Amniotic Fluid and Breastmilk Change in Taste
You must’ve heard your great-grandmother offering tips and tricks on making your breastmilk or amniotic fluid taste better. Or how you should avoid certain foods because they’ll make your breastmilk or amniotic fluid taste terrible.
We aren’t sure if they knew there was a scientific backing to their claim or if it was just an old wives’ tale. But there is some truth to it.
Your diet does affect the taste of your breastmilk and amniotic fluid. If you’re a foodie and manage to keep nausea at bay, your child is in for a treat!
Your breastmilk will take on the flavors of the spices and herbs you consume. So, if you’re in the mood for some Indian food, your baby will be too!

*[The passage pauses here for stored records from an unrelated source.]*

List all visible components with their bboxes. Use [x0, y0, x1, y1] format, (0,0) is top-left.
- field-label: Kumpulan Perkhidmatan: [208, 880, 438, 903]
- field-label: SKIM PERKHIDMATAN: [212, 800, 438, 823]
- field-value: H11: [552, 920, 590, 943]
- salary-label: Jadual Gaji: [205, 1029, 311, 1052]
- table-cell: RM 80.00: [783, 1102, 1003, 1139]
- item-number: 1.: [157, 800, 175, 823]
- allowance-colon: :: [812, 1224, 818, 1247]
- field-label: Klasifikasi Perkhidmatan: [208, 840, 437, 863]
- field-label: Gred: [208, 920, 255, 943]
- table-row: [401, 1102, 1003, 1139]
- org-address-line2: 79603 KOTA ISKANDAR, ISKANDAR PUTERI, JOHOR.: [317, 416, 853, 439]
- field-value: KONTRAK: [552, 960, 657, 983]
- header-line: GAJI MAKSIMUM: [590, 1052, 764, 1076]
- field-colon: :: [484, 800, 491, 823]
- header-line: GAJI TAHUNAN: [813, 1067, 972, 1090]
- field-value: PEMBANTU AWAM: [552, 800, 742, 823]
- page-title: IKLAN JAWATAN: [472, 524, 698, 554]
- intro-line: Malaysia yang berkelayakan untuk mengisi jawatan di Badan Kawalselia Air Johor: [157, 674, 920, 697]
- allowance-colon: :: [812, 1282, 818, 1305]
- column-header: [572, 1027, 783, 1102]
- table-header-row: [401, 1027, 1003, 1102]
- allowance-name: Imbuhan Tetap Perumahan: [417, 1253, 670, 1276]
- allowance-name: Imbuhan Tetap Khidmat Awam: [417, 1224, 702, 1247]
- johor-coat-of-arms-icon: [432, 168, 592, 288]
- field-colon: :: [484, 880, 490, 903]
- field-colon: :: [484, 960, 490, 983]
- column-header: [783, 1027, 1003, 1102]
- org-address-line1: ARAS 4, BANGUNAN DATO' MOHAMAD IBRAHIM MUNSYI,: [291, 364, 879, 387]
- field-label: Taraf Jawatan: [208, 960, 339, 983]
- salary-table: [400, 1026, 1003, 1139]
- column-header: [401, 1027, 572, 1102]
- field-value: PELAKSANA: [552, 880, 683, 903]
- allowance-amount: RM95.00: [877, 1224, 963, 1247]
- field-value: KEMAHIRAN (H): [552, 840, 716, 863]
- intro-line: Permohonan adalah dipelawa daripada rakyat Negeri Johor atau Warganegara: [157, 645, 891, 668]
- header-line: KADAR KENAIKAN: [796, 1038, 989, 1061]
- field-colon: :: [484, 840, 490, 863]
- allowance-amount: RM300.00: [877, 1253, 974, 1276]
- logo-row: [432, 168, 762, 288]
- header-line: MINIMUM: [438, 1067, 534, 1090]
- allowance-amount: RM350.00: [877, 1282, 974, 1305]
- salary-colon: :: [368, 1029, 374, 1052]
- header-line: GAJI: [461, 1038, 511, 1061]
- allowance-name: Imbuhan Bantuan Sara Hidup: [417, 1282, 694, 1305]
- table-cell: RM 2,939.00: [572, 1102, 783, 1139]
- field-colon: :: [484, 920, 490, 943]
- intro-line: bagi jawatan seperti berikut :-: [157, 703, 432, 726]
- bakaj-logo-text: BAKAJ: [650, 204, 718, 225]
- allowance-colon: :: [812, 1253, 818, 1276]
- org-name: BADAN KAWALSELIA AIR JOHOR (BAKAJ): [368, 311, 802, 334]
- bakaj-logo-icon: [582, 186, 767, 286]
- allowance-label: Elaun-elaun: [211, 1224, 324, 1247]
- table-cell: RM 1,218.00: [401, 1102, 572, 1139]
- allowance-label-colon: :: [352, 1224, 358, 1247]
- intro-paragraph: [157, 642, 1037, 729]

While it sounds fun, it also calls for precautions to avoid anything that might be harmful to your child. For instance, gassy foods like cabbage, broccoli, and cauliflower can make your baby fussy and uncomfortable. So, it’s best to avoid them.
The same goes for amniotic fluid. If you eat foods high in sodium, your amniotic fluid will be saltier. So, it’s best to keep it moderate.
The Full-Term Pregnant Uterus is a Body’s Strongest Muscle
You might not feel like it, but the uterus is the strongest muscle in your body.
It’s responsible for carrying your baby and their belongings for nine months. It also needs to be able to push them out when the time comes.
The full-term pregnant uterus is about the size of a watermelon. But don’t worry; it will return to its original size six to eight weeks postpartum.
During pregnancy, the uterus expands as the baby grows. It can stretch up to 500 times its original size. That’s pretty amazing, don’t you think?
The expansion is made possible by a combination of several things, including:
- The release of the hormone relaxin.
- The stretching of the ligaments that support the uterus.
- The growth of the uterine muscles.
As the uterus expands, it puts pressure on the stomach, so you might feel nauseous or have indigestion during pregnancy.
The good news is that the stomach and intestines will move up as the uterus expands, so you should have some relief by the end of your pregnancy.
You might have heard people say that the pregnancy brain is a myth. You’re in for a surprise (or not) when you find out it’s very real. You may forget where you put your keys or what you were supposed to buy at the grocery store. However, please don’t forget that you now have a little one depending on you.
Pregnancy is a blissful time for most women (minus the morning sickness and backaches). While it’s essential to understand the basics of pregnancy, don’t forget to enjoy the ride. After all, it’s not every day that you get to create and nurture a new life!